蜷縮在珊瑚的陰影間,他才回眸朝自己離去的地方看去。雪白的神殿內,隱隱約約地透出人魚大祭司優美的側影,他低著頭,蓬托斯之矛纏繞在他修長的爪指間,專注地在墨洛耳的胸膛上刺繪,不知道是不是刻托會刻意對他輕柔許多,墨洛耳那傢伙竟然像是感覺不到疼,一臉愉悅地看著刻托的臉,銀藍的尾巴還在下方輕輕擺動,時不時私有若有地蹭一下刻托的尾鰭,就像條寄生在大魚身上的清道夫。
他眯起綠眸,感覺這景象刺眼到了極點。
刻托也有溫柔的時候……正如他幼時那一夜在神殿外窺見的,刻托唱著歌謠哄墨洛耳入睡的模樣。他從來沒有將這樣的溫柔施捨給他過,他對他這個血脈相連的後裔那樣吝嗇,卻把所有的偏愛都給了墨洛耳。

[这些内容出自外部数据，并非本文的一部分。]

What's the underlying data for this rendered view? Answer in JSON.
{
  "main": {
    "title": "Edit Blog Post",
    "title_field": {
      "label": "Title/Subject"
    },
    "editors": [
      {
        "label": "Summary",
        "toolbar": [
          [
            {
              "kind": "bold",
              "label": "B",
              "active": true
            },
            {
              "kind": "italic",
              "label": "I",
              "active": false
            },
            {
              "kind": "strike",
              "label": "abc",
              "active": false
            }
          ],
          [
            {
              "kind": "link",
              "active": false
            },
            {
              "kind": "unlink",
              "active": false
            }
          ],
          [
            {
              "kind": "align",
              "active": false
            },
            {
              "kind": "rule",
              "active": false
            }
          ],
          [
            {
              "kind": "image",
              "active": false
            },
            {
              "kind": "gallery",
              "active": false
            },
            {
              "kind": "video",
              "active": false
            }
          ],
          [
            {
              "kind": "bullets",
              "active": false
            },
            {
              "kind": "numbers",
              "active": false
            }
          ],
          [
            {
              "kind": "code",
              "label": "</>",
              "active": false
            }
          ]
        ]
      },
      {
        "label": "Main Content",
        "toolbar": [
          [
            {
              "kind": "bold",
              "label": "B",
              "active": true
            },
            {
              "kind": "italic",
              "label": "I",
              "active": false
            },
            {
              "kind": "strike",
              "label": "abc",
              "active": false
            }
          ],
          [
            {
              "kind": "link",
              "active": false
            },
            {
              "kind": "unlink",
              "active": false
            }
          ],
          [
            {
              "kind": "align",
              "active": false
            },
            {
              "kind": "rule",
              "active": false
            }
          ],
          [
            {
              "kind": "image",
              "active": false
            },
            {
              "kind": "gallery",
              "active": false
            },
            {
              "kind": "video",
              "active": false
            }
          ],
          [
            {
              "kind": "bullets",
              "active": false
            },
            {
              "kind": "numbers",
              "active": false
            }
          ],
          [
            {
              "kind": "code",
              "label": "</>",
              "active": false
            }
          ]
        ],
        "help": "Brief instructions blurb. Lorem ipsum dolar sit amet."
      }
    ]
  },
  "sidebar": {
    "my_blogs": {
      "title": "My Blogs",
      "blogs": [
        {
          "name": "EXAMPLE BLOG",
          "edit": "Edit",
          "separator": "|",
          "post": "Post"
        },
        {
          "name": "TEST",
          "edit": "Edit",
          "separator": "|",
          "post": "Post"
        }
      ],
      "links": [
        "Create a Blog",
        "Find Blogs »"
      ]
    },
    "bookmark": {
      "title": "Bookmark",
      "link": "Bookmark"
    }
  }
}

「塞琉古斯,你又到哪裡去了?」似乎終於發現他不見了,神殿裡傳來刻托詢問的聲音。
塞琉古斯一動不動的藏著,卻見刻托帶著墨洛耳遊了出來,他連眼皮都沒抬,徑直游到了刻托的身後,不想看一眼墨洛耳胸口的圖騰是不是跟他一樣,墨洛耳卻偏偏要湊到他身邊來,故意要在他眼前顯擺似的:「塞琉古斯,你看,我這個是不是也挺好看的?」
塞琉古斯面無表情地瞥了一眼墨洛耳的胸膛,目光卻是一滯。那位於一圈星系似的銀色紋路正中的……赫然是一枚月球,而不是和他一樣的的太陽。
那股涌到喉間的怒意,就突然卡住了。
他冷笑:「有什麼好稀罕的,把你高興成這樣?」
「我喜歡。」墨洛耳彎起唇角,湛藍的眼眸映著前方拖著長長髮辮的那個優美身影,與他並不相似的俊秀面容浮起一絲笑意,就好像他不是在說喜歡這個圖騰,而是喜歡別的什麼。塞琉古斯心裡咯噔了一下,不舒服到了極點。刻意落後了自己同巢兄弟一點,目光卻不由自主地追著那個身影,心底有些焦躁。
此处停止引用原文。